# My stuff



## rcarlton (Apr 29, 2006)

Listed in my signature.


----------



## Sonnie (Apr 11, 2006)

Wow... Klipshorns and LaScala's... those are huge speakers! And one of my favorites... McIntosh MC-250! Check out this Stereo Review article when you get a chance and see all my old McIntosh stuff I used to have. That was some fine stuff... wish I had never sold it now.

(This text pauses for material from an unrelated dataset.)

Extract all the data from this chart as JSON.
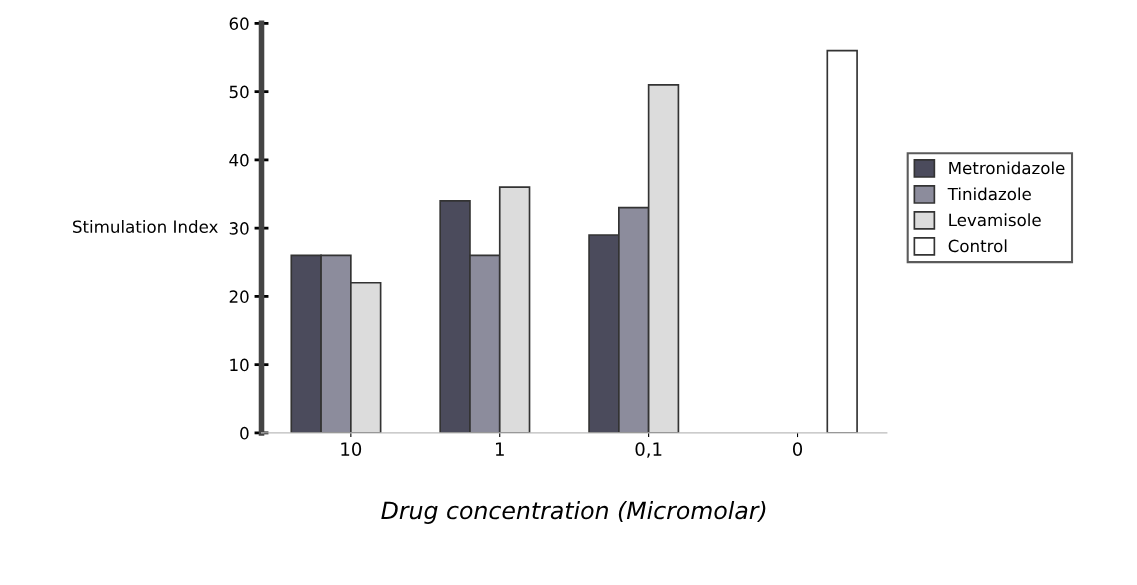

Back in the late 70's and early 80's I dee-jay'd at a night club where we had a pair of LaScala's powered by an MC-250 and we disco'd out the night. lol Funny stuff, but those were some awesome speakers and did the job with that little ole 50 wpc amp. Amazing!


----------



## rcarlton (Apr 29, 2006)

MC-250 is a terrific little secret. Hope it doesn't become too popular, could find use for another. Never had the blue meters so I don't know if I am missing anything. Doubt it.


----------



## rcarlton (Apr 29, 2006)

Have added a Belkin Pure/AV Power Console PF60.


----------



## Guest (Oct 10, 2006)

What do you do in Dallas? I am from Tarrant County. I say Tarrant County, because I have lived in just about every burb of Ft. Worth. I have since joined the Air Force and living in oklahoma.


----------



## rcarlton (Apr 29, 2006)

jokers10 said:


> What do you do in Dallas? I am from Tarrant County. I say Tarrant County, because I have lived in just about every burb of Ft. Worth. I have since joined the Air Force and living in oklahoma.


See my users profile.


----------



## rcarlton (Apr 29, 2006)

I've added a McIntosh MC-275 Mk IV. Mr. Waddles seems to like it!


----------